Ditulis oleh Agus Pane
Swararakyat.com Jakarta Sebelumnya, tarif umum pajak penghasilan badan sebesar 28% dari penghasilan kena pajak, yang kemudian diturunkan menjadi 25% mulai 2010, sesuai Pasal 17 ayat (2a) UU PPh No. 38/2008.
Kemudian melalui UU No. 2 Tahun 2020 Pasal 5 ayat (1), tarif PPh Badan diturunkan menjadi 22% yang berlaku mulai Tahun Pajak 2020 dan 2021.
Berikutnya melalui UU HPP No. 7/2021, ditetapkan kembali tarif PPh Badan sebesar 22% mulai Tahun Pajak 2022 hingga saat ini.
Pajak Pertambahan Nilai pada awal berlakunya UU 8 Tahun 1983 tentang PPN dikenakan tarif 10%. Namun pada masa pemerintahan Jokowi periode kedua memaikkan tarif PPN menjadi 11%. Presiden Prabowo melalui Menteri Keuangan Sri Mulyani akan menaikkan tarifnya menjadi 12% yang akan berlaku pada Januari 2025.
Berbanding terbalik dengan Pajak Penghasilan Badan yang semula 28% turun menjadi 22%.
Dalam APBN 2024 Penerimaan Pajak per Oktober 2024,PPh sebesar Rp 810,76 trilyun.
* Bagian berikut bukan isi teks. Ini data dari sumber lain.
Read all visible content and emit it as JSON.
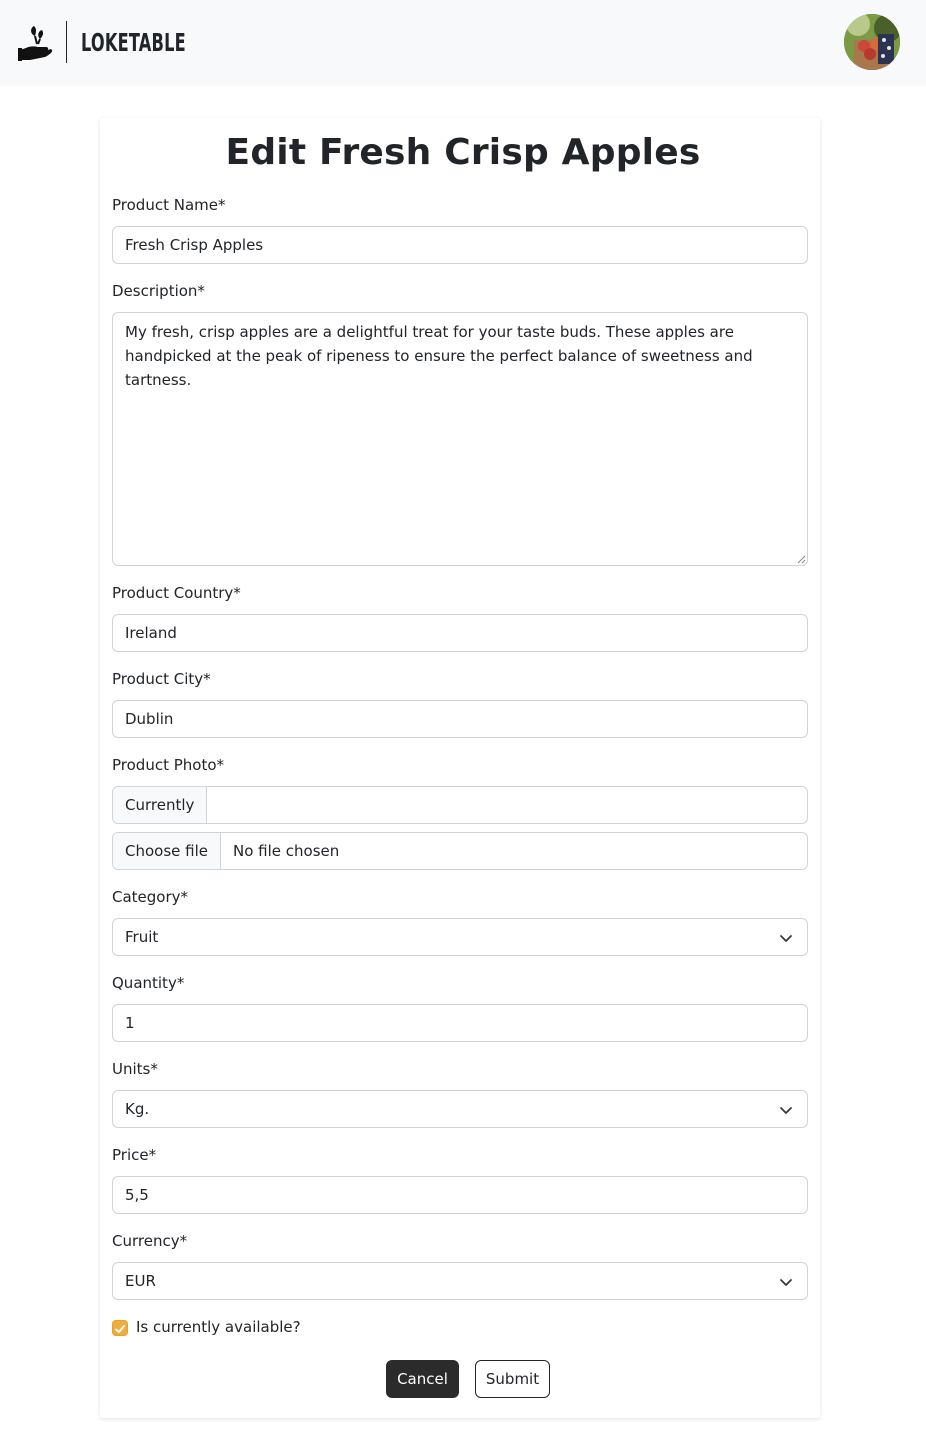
{
  "header": {
    "brand_name": "LOKETABLE",
    "logo_icon": "hand-plant-icon",
    "avatar_icon": "user-avatar"
  },
  "page": {
    "title": "Edit Fresh Crisp Apples"
  },
  "form": {
    "product_name_label": "Product Name*",
    "product_name_value": "Fresh Crisp Apples",
    "description_label": "Description*",
    "description_value": "My fresh, crisp apples are a delightful treat for your taste buds. These apples are handpicked at the peak of ripeness to ensure the perfect balance of sweetness and tartness.",
    "country_label": "Product Country*",
    "country_value": "Ireland",
    "city_label": "Product City*",
    "city_value": "Dublin",
    "photo_label": "Product Photo*",
    "photo_currently_label": "Currently",
    "photo_currently_value": "",
    "photo_choose_label": "Choose file",
    "photo_choose_value": "No file chosen",
    "category_label": "Category*",
    "category_value": "Fruit",
    "quantity_label": "Quantity*",
    "quantity_value": "1",
    "units_label": "Units*",
    "units_value": "Kg.",
    "price_label": "Price*",
    "price_value": "5,5",
    "currency_label": "Currency*",
    "currency_value": "EUR",
    "available_label": "Is currently available?",
    "available_checked": true,
    "cancel_label": "Cancel",
    "submit_label": "Submit"
  },
  "colors": {
    "navbar_bg": "#f8f9fa",
    "checkbox_accent": "#f0ad3d",
    "cancel_bg": "#2b2b2b"
  }
}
Sedangkan PPN sebesar Rp 620,42 T.
Melihat kondisi penerimaan Pajak belum mencapai pagu penerimaan pada APBN 2024 dengan nilai Rp. 2,309.Trilyun,
Pada APBN tahun 2025 untuk pagu Penerimaan Pajak sebesar Rp 3.000 T, untuk mencapai target penerimaan Pajak pada tahun 2025 seharusnya Pemerintahan Prabowo mengembalikan tarif PPh Badan kambali 28%. Ini kenaikan yang realistis pada PPH Badan agar APBN 2025 tidak defisit penerimaan Pajak. Tarif 28% pernah berlaku pada Orba bertahan selama 3 dekade sampai Orde Reformasi, dibanding dengan menaikkan PPN dari 11% ke 12% yang pada faktanya golongan rakyat kecillah yang terbebani dengan kenaikan ini. Rakyat semakin terhimpit dan penghasilan semakin kecil valuenya. Kerja keras tidak sebanding dengan pendapatan.